Ingeborg Bachmann schrieb sich mit Paul Celan 20 Jahre lang herzzerreissende Liebesbriefe.
«Herzzeit» heisst das Buch nach dem ersten Wort eines Celan-Gedichts für Bachmann. Oft herzzerreissend und immer spannend liest sich, wie die Österreicherin und der aus Rumänien geflohene Überlebende des Holocaust über fast 20 Jahre in Briefen um gegenseitige Liebe, Aufmerksamkeit, Freundschaft und erlösende Worte des anderen gerungen haben.

Die Sehnsucht blieb unerfüllt, bis sich Celan 1970 als 49-Jähriger in der Pariser Seine ertränkte. Ingeborg Bachmann, sechs Jahre jünger, starb 1973, als eine Zigarette ihr Bett in Rom in Brand setzte.

Zwei Jahre vorher hatte sie dem toten Geliebten einen letzten Gruss in ihrem Roman «Malina» geschrieben: «Er war mein Leben.

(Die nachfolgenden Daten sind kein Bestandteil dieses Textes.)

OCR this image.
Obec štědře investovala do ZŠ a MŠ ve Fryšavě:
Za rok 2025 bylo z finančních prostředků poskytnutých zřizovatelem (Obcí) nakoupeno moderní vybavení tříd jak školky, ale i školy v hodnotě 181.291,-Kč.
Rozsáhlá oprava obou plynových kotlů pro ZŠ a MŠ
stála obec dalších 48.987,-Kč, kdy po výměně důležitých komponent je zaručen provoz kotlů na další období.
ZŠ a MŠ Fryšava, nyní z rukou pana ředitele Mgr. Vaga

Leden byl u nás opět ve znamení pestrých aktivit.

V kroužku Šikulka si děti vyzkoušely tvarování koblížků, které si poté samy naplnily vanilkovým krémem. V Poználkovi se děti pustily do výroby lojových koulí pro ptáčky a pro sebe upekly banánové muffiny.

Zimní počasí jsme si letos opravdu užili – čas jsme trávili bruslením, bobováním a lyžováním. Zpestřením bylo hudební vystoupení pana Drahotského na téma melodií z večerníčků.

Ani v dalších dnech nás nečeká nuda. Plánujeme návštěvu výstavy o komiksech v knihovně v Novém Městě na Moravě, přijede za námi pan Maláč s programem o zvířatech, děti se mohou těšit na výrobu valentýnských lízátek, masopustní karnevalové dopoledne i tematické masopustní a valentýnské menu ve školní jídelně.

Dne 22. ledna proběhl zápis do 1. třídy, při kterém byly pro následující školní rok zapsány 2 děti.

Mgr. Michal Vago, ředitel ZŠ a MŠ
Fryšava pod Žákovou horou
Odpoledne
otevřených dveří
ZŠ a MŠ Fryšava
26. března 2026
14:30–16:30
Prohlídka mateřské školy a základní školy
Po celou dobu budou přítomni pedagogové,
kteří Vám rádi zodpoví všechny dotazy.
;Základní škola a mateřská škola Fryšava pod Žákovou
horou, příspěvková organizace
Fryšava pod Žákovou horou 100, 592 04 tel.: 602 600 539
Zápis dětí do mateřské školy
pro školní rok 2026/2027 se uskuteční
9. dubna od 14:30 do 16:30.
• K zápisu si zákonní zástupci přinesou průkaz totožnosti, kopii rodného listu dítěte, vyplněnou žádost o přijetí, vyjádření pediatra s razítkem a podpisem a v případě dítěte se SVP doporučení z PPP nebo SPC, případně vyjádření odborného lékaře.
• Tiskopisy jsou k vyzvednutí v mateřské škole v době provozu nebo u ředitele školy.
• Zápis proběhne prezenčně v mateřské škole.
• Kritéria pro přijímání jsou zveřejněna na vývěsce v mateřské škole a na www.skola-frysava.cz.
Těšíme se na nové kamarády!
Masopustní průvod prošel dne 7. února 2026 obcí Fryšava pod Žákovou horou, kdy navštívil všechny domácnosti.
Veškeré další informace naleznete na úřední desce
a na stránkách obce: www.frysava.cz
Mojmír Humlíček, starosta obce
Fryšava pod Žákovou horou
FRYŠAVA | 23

Ich habe ihn mehr geliebt als mein Leben.» Und: «Mein Leben ist zu Ende, denn er ist auf dem Transport im Fluss ertrunken.»

Stop-and-Go-Beziehung

So verknüpfte die protestantische Tochter eines Nazis aus Kärnten Celans Selbstmord noch einmal mit dem Trauma Auschwitz. Das hatte 1948 auch am Anfang dieser Beziehung gestanden, als Celan auf der Flucht aus Rumänien in Wien Station machte.

Seine Eltern waren in einem deutschen Vernichtungslager gestorben, er selbst überlebt im Arbeitslager. Die beiden verlieben sich, und die 22-jährige Bachmann schreibt an ihre Eltern: «Der surrealistische Lyriker Paul Celan hat sich herrlicherweise in mich verliebt, und das gibt mir bei meiner öden Arbeiterei doch etwas Würze.»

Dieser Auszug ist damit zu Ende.